Three scenarios. There are three scenarios for people who make charitable contributions:
- Those well under the standard deduction limit. If you are well under the standard deduction limit, recognize that short of a large donation, you will not reap additional tax benefits from charitable donations, so make them because you want to. There is a glaring exception for people over 70 ½ with IRAs.
- Those near the cusp of standard deductions. If you are near the standard deduction limit, you will clearly want to look at the bunching strategy.
- Those well over the standard deduction. For taxpayers over the standard deduction, every dollar of contribution will provide a tax deduction, all the way up to rather large limits (60% of Adjusted Gross Income).

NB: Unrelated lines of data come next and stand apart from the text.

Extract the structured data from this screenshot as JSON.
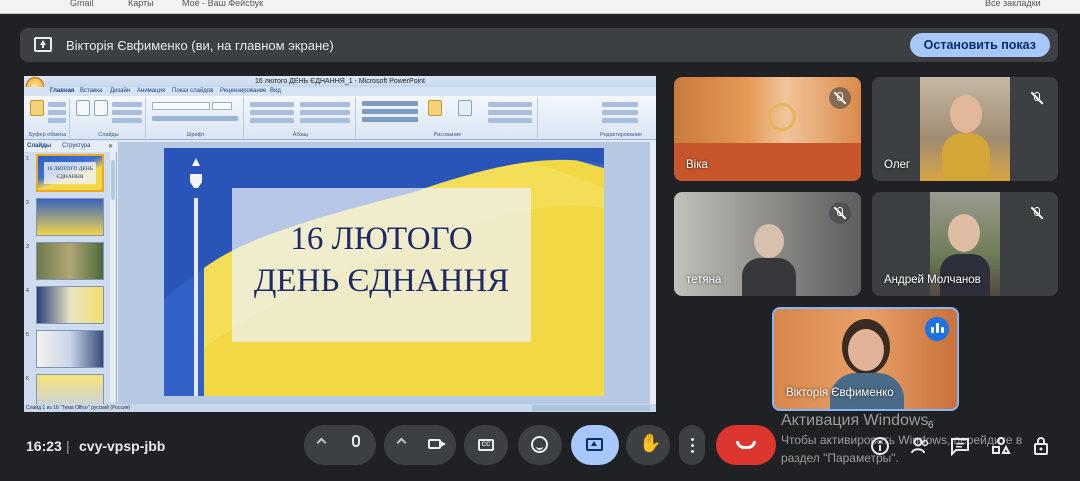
{
  "browser_strip": {
    "tabs": [
      "Gmail",
      "Карты",
      "Моё - Ваш Фейсбук",
      "Все закладки"
    ]
  },
  "present_bar": {
    "text": "Вікторія Євфименко (ви, на главном экране)",
    "stop_label": "Остановить показ"
  },
  "powerpoint": {
    "title": "16 лютого ДЕНЬ ЄДНАННЯ_1 - Microsoft PowerPoint",
    "tabs": [
      "Главная",
      "Вставка",
      "Дизайн",
      "Анимация",
      "Показ слайдов",
      "Рецензирование",
      "Вид"
    ],
    "groups": [
      "Буфер обмена",
      "Слайды",
      "Шрифт",
      "Абзац",
      "Рисование",
      "Редактирование"
    ],
    "side_tabs": [
      "Слайды",
      "Структура"
    ],
    "thumb_numbers": [
      "1",
      "2",
      "3",
      "4",
      "5",
      "6"
    ],
    "thumb1_text": "16 ЛЮТОГО ДЕНЬ ЄДНАННЯ",
    "status": "Слайд 1 из 16   \"Тема Office\"   русский (Россия)",
    "slide_line1": "16 ЛЮТОГО",
    "slide_line2": "ДЕНЬ ЄДНАННЯ"
  },
  "participants": [
    {
      "name": "Віка",
      "muted": true
    },
    {
      "name": "Олег",
      "muted": true
    },
    {
      "name": "тетяна",
      "muted": true
    },
    {
      "name": "Андрей Молчанов",
      "muted": true
    },
    {
      "name": "Вікторія Євфименко",
      "muted": false,
      "speaking": true
    }
  ],
  "bottom_bar": {
    "time": "16:23",
    "separator": "|",
    "meeting_code": "cvy-vpsp-jbb",
    "more_badge": "6"
  },
  "watermark": {
    "title": "Активация Windows",
    "line1": "Чтобы активировать Windows, перейдите в",
    "line2": "раздел \"Параметры\"."
  },
  "colors": {
    "accent": "#a8c7fa",
    "hangup": "#dc362e",
    "background": "#202124"
  }
}
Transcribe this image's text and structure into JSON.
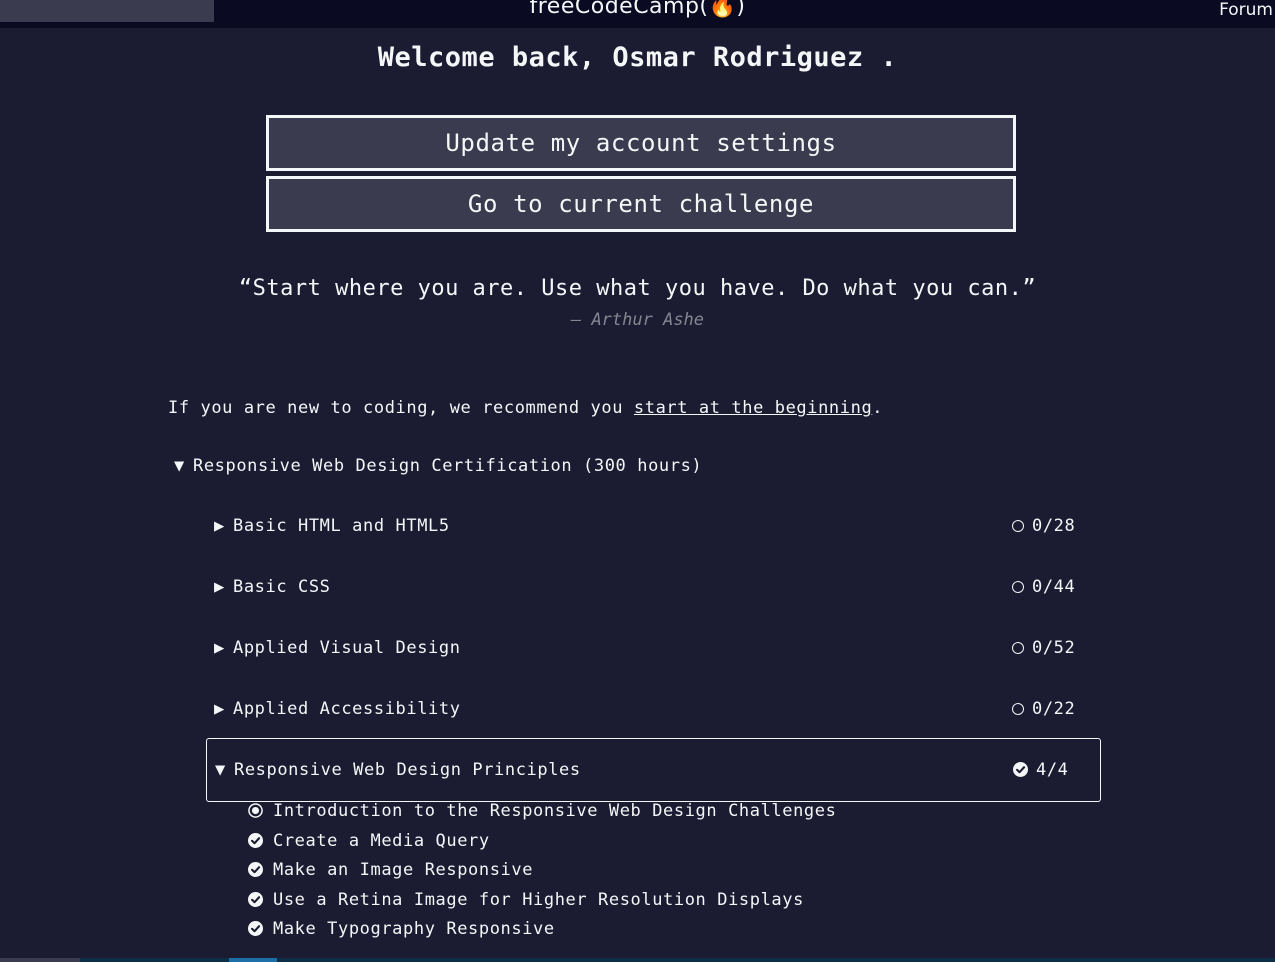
{
  "nav": {
    "logo": "freeCodeCamp(🔥)",
    "forum_label": "Forum"
  },
  "welcome": "Welcome back, Osmar Rodriguez .",
  "buttons": {
    "settings": "Update my account settings",
    "challenge": "Go to current challenge"
  },
  "quote": {
    "text": "“Start where you are. Use what you have. Do what you can.”",
    "author": "— Arthur Ashe"
  },
  "intro": {
    "text_before": "If you are new to coding, we recommend you ",
    "link": "start at the beginning",
    "text_after": "."
  },
  "certification": {
    "caret": "▼",
    "title": "Responsive Web Design Certification (300 hours)"
  },
  "blocks": [
    {
      "caret": "▶",
      "title": "Basic HTML and HTML5",
      "progress": "0/28",
      "complete": false
    },
    {
      "caret": "▶",
      "title": "Basic CSS",
      "progress": "0/44",
      "complete": false
    },
    {
      "caret": "▶",
      "title": "Applied Visual Design",
      "progress": "0/52",
      "complete": false
    },
    {
      "caret": "▶",
      "title": "Applied Accessibility",
      "progress": "0/22",
      "complete": false
    },
    {
      "caret": "▼",
      "title": "Responsive Web Design Principles",
      "progress": "4/4",
      "complete": true
    }
  ],
  "lessons": [
    {
      "title": "Introduction to the Responsive Web Design Challenges",
      "status": "intro"
    },
    {
      "title": "Create a Media Query",
      "status": "completed"
    },
    {
      "title": "Make an Image Responsive",
      "status": "completed"
    },
    {
      "title": "Use a Retina Image for Higher Resolution Displays",
      "status": "completed"
    },
    {
      "title": "Make Typography Responsive",
      "status": "completed"
    }
  ]
}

Big bonus for those over 70 ½ with IRAs. There is a great opportunity for taxpayers over the age of 70 ½ who have IRAs where they have to take Required Minimum Distributions (RMDs). This is called a Qualified Charitable Distribution (QCD). Here you can take part of your IRA RMD (up to $100,000) and directly give it to the charity and the contribution doesn’t show up in your income. Since a lot of things like the taxation of social security benefits or Medicare B and D premiums are based on income, this can give you a big benefit. Say Millie is 72, and single, and like to give $5,000 to her church. She has a pension of about $24,000, Social Security of $21,000 and an IRA with $250,000 in it, which has a Required Minimum Distribution of about $10,000. Millie has her house paid off, and has $3,000 of taxes, her only itemized deductions other than her charity. If she donates to her charity from her checkbook, she would have about $3,869 of federal taxes. Using the QCD saves her $400 of federal tax and $212 of Michigan taxes. The QCD is a superior way to make a charitable deduction for almost everyone over age 70 ½ with an IRA.
So, should you quit giving? I’d hope not. I think now more than ever charitable donations are valuable and necessary. All the normal rules can still apply: clean out your closet or garage and give that stuff away. Use appreciated stock or funds to get a bonus on donations (since you avoid the capital gains tax even if you don’t itemize). And recognize that you shouldn’t let the tax tail wag the chartable dog.